Ieri pomeriggio sono inciampata in una di quelle polemiche rituali da social network. Un’amica scrittrice citava Michel Foucault, un’altra scrittrice, assai lodata da molta critica, l’azzannava dicendole, più o meno, che una no vax non deve appropriarsi di Foucault. A parte il fatto che il povero Foucault viene tirato per la giacchetta un po’ da tutti, l’affermazione secondo la quale ci sono persone che arruolano Foucault tra i no-vax fa un po’ ridere, visto che Foucault viene arruolato in ogni fazione. Ma lasciando da parte Foucault, mi colpisce quel “no-vax”: la scrittrice mia amica non è mai stata no-vax. Semmai, esprime perplessità sulla gestione della pandemia fin dall’inizio. Si può essere d’accordo o meno, ovviamente, ma continuo a sbigottire per la necessità rivendicata anche da chi viene considerato o considerata nell’eletta schiera dei supercolti di semplificare. Di qua, di là.
E’ uscito questo articolo su Giap!. Al solito, richiede tempi lenti per la lettura. Fra le altre cose vi si dice:
“Angoscia per l’erosione, nel discorso pubblico e nelle pratiche, della minimale solidarietà fra umani. L’intreccio – solo in apparenza contraddittorio – della “punizione di branco” e del “tutti contro tutti” sembra salito di livello: si pensi all’idea, recentemente circolata, secondo cui è giusto che i non vaccinati paghino le terapie ospedaliere per Covid-19 e che dovrebbe suonare, a sinistra, come una bestemmia”.
Sono due antropologhe ad averlo scritto, Stefania Consigliere e Cristina Zavaroni. Comunque la pensiate, in qualsiasi schiera vi collochiate, leggetelo. Ne abbiamo bisogno.

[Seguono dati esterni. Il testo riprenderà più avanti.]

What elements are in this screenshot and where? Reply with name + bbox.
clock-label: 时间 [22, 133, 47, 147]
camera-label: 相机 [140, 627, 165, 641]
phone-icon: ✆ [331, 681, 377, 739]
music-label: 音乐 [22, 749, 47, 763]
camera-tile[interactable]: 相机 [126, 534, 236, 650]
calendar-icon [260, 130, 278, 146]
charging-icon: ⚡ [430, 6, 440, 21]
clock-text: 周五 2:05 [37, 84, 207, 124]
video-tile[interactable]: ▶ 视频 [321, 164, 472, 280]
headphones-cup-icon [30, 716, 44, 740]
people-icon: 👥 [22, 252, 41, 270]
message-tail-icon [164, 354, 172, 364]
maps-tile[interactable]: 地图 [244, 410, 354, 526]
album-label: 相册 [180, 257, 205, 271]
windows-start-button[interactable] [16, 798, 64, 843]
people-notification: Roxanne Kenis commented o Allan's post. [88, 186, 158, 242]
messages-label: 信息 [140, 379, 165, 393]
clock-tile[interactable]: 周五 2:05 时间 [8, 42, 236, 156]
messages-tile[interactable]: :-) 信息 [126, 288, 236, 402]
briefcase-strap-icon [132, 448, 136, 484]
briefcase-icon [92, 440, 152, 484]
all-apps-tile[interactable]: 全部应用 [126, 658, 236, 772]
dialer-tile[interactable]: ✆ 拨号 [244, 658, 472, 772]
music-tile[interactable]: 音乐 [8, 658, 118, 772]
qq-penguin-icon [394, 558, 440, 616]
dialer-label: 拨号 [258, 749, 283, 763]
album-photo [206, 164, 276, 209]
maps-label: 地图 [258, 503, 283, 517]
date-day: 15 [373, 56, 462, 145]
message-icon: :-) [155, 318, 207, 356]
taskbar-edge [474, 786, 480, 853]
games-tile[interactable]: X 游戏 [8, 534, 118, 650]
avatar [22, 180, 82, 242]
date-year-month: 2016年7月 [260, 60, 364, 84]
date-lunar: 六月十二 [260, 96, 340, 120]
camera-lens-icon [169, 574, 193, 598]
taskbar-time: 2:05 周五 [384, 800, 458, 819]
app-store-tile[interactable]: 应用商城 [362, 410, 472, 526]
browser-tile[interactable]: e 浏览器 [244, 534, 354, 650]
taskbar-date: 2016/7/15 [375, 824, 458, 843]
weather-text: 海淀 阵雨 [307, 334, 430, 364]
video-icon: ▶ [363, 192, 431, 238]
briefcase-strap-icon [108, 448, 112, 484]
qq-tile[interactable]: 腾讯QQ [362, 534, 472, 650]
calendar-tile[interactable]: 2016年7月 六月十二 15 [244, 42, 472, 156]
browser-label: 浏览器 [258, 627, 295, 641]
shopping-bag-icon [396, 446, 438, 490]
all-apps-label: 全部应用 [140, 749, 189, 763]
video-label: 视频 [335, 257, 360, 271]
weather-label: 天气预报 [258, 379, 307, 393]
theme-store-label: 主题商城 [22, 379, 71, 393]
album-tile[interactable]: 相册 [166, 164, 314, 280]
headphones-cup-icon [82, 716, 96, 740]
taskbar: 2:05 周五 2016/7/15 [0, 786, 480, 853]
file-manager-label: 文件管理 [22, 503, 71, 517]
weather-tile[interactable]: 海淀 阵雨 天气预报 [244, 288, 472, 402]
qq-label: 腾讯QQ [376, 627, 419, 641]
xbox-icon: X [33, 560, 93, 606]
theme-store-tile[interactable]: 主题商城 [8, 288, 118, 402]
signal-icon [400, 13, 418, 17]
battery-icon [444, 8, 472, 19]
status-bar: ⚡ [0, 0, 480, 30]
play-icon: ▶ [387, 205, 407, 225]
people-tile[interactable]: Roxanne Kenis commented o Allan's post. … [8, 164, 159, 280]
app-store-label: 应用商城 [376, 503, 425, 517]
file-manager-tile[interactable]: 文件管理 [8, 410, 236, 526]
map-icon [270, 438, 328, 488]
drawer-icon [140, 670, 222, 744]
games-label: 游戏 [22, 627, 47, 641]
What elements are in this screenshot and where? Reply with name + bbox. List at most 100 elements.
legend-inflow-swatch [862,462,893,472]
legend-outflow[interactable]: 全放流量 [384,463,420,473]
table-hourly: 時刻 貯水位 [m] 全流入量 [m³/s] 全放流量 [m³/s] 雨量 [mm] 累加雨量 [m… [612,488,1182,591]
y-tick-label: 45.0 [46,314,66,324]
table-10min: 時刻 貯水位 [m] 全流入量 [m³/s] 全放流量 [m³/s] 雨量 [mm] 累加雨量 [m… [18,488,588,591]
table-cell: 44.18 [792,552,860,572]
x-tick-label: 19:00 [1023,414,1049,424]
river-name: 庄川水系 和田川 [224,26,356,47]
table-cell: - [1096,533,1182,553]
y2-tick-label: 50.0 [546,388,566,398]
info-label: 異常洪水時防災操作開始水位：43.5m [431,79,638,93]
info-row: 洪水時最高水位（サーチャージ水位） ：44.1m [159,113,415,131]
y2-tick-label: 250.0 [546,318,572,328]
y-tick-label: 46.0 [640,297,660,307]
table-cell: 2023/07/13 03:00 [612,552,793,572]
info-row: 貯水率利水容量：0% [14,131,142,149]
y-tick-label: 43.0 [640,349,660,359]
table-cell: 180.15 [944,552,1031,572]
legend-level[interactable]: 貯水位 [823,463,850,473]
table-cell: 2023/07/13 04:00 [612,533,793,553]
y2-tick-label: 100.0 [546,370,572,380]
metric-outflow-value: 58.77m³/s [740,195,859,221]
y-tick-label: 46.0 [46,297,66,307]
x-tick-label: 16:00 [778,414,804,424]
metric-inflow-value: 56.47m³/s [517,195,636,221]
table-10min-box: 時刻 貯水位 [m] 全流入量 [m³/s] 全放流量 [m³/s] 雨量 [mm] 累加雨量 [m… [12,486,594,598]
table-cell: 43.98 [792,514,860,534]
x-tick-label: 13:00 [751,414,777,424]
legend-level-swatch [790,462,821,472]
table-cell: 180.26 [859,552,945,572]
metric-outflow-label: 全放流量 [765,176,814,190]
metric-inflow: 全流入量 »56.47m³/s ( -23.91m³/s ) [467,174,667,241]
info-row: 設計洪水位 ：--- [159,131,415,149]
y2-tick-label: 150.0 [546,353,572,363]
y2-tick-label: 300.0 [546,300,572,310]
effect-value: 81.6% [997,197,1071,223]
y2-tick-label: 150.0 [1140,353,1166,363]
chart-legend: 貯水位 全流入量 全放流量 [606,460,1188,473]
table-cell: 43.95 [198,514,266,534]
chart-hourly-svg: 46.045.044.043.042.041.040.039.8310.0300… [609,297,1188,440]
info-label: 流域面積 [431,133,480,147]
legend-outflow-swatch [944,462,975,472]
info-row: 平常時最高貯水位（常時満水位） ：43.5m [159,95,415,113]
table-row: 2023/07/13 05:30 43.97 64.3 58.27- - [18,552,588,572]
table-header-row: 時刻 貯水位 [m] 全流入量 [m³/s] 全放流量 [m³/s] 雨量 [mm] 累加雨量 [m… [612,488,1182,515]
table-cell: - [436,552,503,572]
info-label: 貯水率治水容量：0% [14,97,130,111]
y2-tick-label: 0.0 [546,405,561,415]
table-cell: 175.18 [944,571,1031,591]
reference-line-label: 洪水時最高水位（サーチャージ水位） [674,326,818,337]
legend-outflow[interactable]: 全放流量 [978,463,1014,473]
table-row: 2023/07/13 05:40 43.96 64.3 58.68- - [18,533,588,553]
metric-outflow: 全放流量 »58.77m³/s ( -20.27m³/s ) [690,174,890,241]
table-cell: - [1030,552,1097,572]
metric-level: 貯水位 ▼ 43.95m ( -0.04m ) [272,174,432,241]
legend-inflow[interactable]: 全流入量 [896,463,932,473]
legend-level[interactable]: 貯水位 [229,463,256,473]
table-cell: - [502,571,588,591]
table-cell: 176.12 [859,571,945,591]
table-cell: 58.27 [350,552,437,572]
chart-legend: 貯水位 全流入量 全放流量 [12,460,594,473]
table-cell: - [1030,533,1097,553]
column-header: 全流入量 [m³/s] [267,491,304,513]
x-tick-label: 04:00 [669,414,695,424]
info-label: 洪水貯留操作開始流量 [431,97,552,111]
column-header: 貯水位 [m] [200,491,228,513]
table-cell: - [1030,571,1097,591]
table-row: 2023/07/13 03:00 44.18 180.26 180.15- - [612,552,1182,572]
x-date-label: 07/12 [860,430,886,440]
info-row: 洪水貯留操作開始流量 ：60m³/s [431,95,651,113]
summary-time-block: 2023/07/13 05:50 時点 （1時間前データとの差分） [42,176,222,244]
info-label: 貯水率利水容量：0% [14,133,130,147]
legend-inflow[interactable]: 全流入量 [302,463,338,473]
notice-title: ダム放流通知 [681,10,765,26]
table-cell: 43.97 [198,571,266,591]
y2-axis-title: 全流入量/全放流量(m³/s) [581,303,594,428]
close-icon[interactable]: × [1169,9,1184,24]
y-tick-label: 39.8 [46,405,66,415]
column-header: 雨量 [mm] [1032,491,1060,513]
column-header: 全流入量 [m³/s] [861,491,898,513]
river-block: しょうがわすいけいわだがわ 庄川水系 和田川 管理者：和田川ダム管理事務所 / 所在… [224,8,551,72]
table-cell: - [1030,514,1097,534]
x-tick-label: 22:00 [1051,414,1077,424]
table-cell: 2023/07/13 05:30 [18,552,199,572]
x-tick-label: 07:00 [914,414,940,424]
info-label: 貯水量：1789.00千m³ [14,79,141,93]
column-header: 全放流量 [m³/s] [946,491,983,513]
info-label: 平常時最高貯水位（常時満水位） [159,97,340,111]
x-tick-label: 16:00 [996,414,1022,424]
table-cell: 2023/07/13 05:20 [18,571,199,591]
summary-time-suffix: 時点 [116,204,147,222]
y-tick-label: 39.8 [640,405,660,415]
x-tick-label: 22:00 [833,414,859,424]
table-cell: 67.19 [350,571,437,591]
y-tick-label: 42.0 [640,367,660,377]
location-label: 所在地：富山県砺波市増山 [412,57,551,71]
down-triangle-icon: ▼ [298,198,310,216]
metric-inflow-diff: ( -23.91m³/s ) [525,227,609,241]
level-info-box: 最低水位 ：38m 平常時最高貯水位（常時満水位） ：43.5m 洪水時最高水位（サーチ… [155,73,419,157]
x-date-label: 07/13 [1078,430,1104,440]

Quanto a me, so di dover specificare di essere in possesso di un greenpass e di un doppio vaccino. Mi immalinconisce la precisazione, ma lo faccio. E ricordo, anche se ricordare non si dovrebbe, cosa avveniva trenta e più anni fa, quando abitavo in un bilocale di Centocelle con le finestre affacciate su una grande palma un po’ spelacchiata, ed ero quasi sempre sola con un gatto birmano che si chiamava Ariele, perché il consorte era spessissimo in tournée e non c’erano ancora i bambini. E ho pensato: bene, cosa facevo invece di gironzolare  sui social prima di rimettermi a leggere? Perché la memoria è ben strana, e forse ha ragione Massimo Ammaniti quando dice che il cervello umano è fatto più per dimenticare che per ricordare. Però, a rifletterci bene, probabilmente ero seduta a un tavolo molto simile a quello che ho ora, con un disco di musica barocca sparato al massimo e un paio di libri davanti, a prendere appunti su qualcosa di inevitabilmente grandioso che progettavo, e a volte riuscivo a farlo, anche se non così grandioso come lo immaginavo, e a volte tutto si consumava là, nell’inseguire un’idea, nel tirarla giù su uno degli infiniti quadernetti che hanno attraversato danzando la mia vita, e a dimenticarla, forse, o abbandonarla.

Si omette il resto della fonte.